D10: Risk Monitoring
- Monitoring should play a role before, during and after implementation of risk treatment. Ongoing and continuous monitoring should support understanding of whether and how the risk profile is changing and the extent to which internal controls are operating as intended.
D11: Monitoring and Review
- The results of monitoring and review should be incorporated throughout the organisation’s wider performance management, measurement and reporting activities.
D12: Integrated Risk Management
- The “three lines model” sets out how these aspects should operate in an integrated way to manage risks, design and implement internal control and provide assurance through ongoing, regular, periodic and ad-hoc monitoring and review.
D13: Risk Reporting
- The board, supported by the Audit and Risk Assurance Committee, should specify the nature, source, format and frequency of the information that it requires. Factors to consider for reporting include differing stakeholders and their specific information needs and requirements, cost, frequency and timeliness of reporting, method of reporting, and relevance of information to organisational objectives and decision-making.
D14: Information for Decision-Making
- The information should support the board to assess whether decisions are being made within its risk appetite to successfully achieve objectives, to review the adequacy and effectiveness of internal controls, and to decide whether any changes are required.
D15: Informative Reports
- Clear, informative and useful reports or dashboards should promote key information for each principal risk to provide visibility over the risk, compare results against key performance/risk indicators, indicate whether these are within risk appetite, assess the effectiveness of key management actions and summarise the assurance information available.
D16: Deep Dive Reviews
- Principal risks should be subject to “deep dive” reviews by the board and/or Audit and Risk Assurance Committee, with those responsible for the management of risks and with appropriate expertise present at an appropriate frequency depending on the nature of the risk and the performance reported.
Principle E: Continual Improvement
Risk management should be continually improved through learning and experience. It's like a cycle of learning, where we learn from our past, apply it to our present, and improve our future.

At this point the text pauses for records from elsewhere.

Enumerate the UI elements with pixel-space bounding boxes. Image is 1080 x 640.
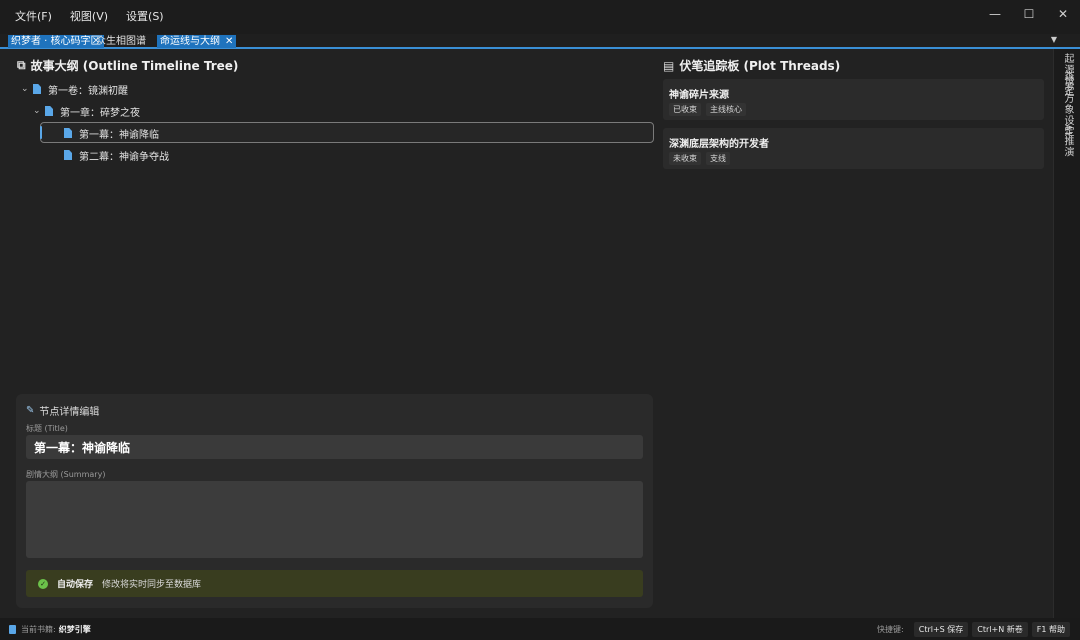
tree-item-label: 第一章：碎梦之夜: [60, 107, 140, 119]
tree-item-volume[interactable]: ⌄ 第一卷：镜渊初醒: [21, 79, 128, 99]
tree-item-label: 第一卷：镜渊初醒: [48, 85, 128, 97]
document-icon: [64, 150, 72, 160]
window-controls: — ☐ ✕: [978, 0, 1080, 28]
shortcut-new-volume: Ctrl+N 新卷: [972, 621, 1028, 637]
editor-heading: ✎ 节点详情编辑: [26, 403, 99, 418]
tree-selection-indicator: [40, 126, 42, 139]
type-badge: 主线核心: [706, 103, 746, 116]
thread-card[interactable]: 神谕碎片来源 已收束 主线核心: [663, 79, 1044, 120]
tree-item-label: 第一幕：神谕降临: [79, 129, 159, 141]
thread-title: 深渊底层架构的开发者: [669, 139, 769, 150]
document-icon: [33, 84, 41, 94]
tab-label: 织梦者 · 核心码字区: [11, 36, 101, 47]
type-badge: 支线: [706, 152, 730, 165]
tab-list-dropdown-icon[interactable]: ▼: [1051, 35, 1057, 44]
shortcut-help: F1 帮助: [1031, 621, 1070, 637]
tab-close-icon[interactable]: ✕: [225, 36, 233, 47]
summary-label: 剧情大纲 (Summary): [26, 470, 106, 479]
tree-item-label: 第二幕：神谕争夺战: [79, 151, 169, 163]
shortcut-hints: 快捷键: Ctrl+S 保存 Ctrl+N 新卷 F1 帮助: [877, 618, 1070, 640]
document-icon: [64, 128, 72, 138]
title-input[interactable]: [26, 435, 643, 459]
board-icon: ▤: [663, 58, 675, 73]
main-panel: ⧉ 故事大纲 (Outline Timeline Tree) ⌄ 第一卷：镜渊初…: [0, 49, 1053, 618]
close-window-button[interactable]: ✕: [1046, 0, 1080, 28]
threads-heading-text: 伏笔追踪板 (Plot Threads): [679, 59, 841, 73]
pencil-icon: ✎: [26, 405, 35, 416]
tree-item-scene-selected[interactable]: 第一幕：神谕降临: [52, 123, 159, 143]
title-bar: 文件(F) 视图(V) 设置(S) — ☐ ✕: [0, 0, 1080, 34]
autosave-title: 自动保存: [57, 580, 94, 590]
tab-strip: 织梦者 · 核心码字区 众生相图谱 命运线与大纲 ✕ ▼: [0, 34, 1080, 49]
title-label: 标题 (Title): [26, 424, 68, 433]
book-icon: [9, 624, 16, 634]
tree-item-chapter[interactable]: ⌄ 第一章：碎梦之夜: [33, 101, 140, 121]
minimize-button[interactable]: —: [978, 0, 1012, 28]
outline-heading: ⧉ 故事大纲 (Outline Timeline Tree): [17, 57, 238, 74]
current-book-label: 当前书籍:: [21, 624, 56, 634]
shortcuts-label: 快捷键:: [877, 624, 904, 634]
menu-settings[interactable]: 设置(S): [117, 0, 173, 34]
outline-tree-icon: ⧉: [17, 58, 26, 72]
chevron-down-icon[interactable]: ⌄: [33, 106, 45, 116]
menu-view[interactable]: 视图(V): [61, 0, 117, 34]
thread-card[interactable]: 深渊底层架构的开发者 未收束 支线: [663, 128, 1044, 169]
thread-tags: 已收束 主线核心: [669, 103, 751, 116]
shortcut-save: Ctrl+S 保存: [913, 621, 969, 637]
check-circle-icon: ✓: [38, 578, 48, 589]
tab-label: 众生相图谱: [96, 36, 146, 47]
editor-heading-text: 节点详情编辑: [39, 407, 100, 418]
tree-item-scene[interactable]: 第二幕：神谕争夺战: [52, 145, 169, 165]
document-icon: [45, 106, 53, 116]
maximize-button[interactable]: ☐: [1012, 0, 1046, 28]
menu-bar: 文件(F) 视图(V) 设置(S): [6, 0, 173, 34]
autosave-text: 修改将实时同步至数据库: [102, 580, 202, 590]
side-tab-strip: 起源设定 森罗万象设定 AI推演: [1053, 49, 1080, 618]
side-tab-ai[interactable]: AI推演: [1060, 124, 1075, 158]
chevron-down-icon[interactable]: ⌄: [21, 84, 33, 94]
status-badge: 已收束: [669, 103, 701, 116]
threads-heading: ▤ 伏笔追踪板 (Plot Threads): [663, 57, 840, 74]
outline-heading-text: 故事大纲 (Outline Timeline Tree): [30, 59, 239, 73]
thread-tags: 未收束 支线: [669, 152, 735, 165]
status-bar: 当前书籍: 织梦引擎 快捷键: Ctrl+S 保存 Ctrl+N 新卷 F1 帮…: [0, 618, 1080, 640]
thread-title: 神谕碎片来源: [669, 90, 729, 101]
node-detail-editor: ✎ 节点详情编辑 标题 (Title) 剧情大纲 (Summary) ✓ 自动保…: [16, 394, 653, 608]
summary-textarea[interactable]: [26, 481, 643, 558]
tab-core-writing[interactable]: 织梦者 · 核心码字区: [8, 35, 104, 48]
menu-file[interactable]: 文件(F): [6, 0, 61, 34]
status-badge: 未收束: [669, 152, 701, 165]
tab-fate-outline[interactable]: 命运线与大纲 ✕: [157, 35, 237, 48]
autosave-banner: ✓ 自动保存 修改将实时同步至数据库: [26, 570, 643, 597]
current-book-name: 织梦引擎: [58, 624, 91, 634]
tab-character-map[interactable]: 众生相图谱: [93, 35, 149, 48]
tab-label: 命运线与大纲: [160, 36, 220, 47]
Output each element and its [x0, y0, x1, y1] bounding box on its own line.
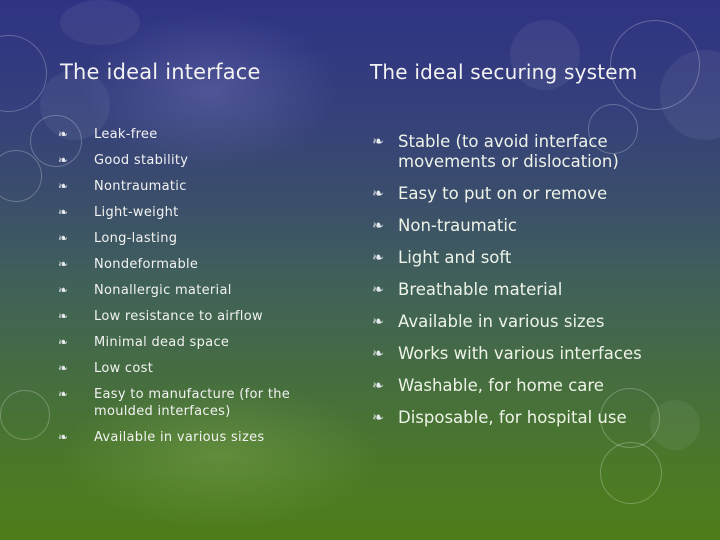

"Continual Improvement" is broken down into 4 supporting Principles ;-
E1: Adapt and Improve
- The organisation should continually monitor and adapt the risk management framework to address external and internal changes. The organisation should also continually improve the suitability, adequacy and effectiveness of the risk management framework. This should be supported by the consideration of lessons based on experience and, at least annually, review of the risk management framework and the performance outcomes achieved.
E2: Learn from Experience
- All strategies, policies, programmes and projects should be subject to comprehensive but proportionate evaluation, where practicable to do so. Learning from experience helps to avoid repeating the same mistakes and helps spread improved practices to benefit current and future work, outputs and outcomes. Lessons should be continually captured, evaluated and action should be taken to manage delivery risk and facilitate continual improvement of the outputs and outcomes.
E3: Use Maturity Models
- Process/capability maturity models or continuum may be used to support a structured assessment of how well the behaviours, practices and processes of an organisation can reliably and sustainably produce required outcomes. These models may be used as a benchmark for comparison and to inform improvement opportunities and priorities.
E4: Develop Improvement Plans
- As relevant gaps or improvement opportunities are identified, the organisation should develop plans and tasks and assign them to those accountable for implementation. This is like creating a to-do list for improvement, where each task is assigned to the person best suited to complete it.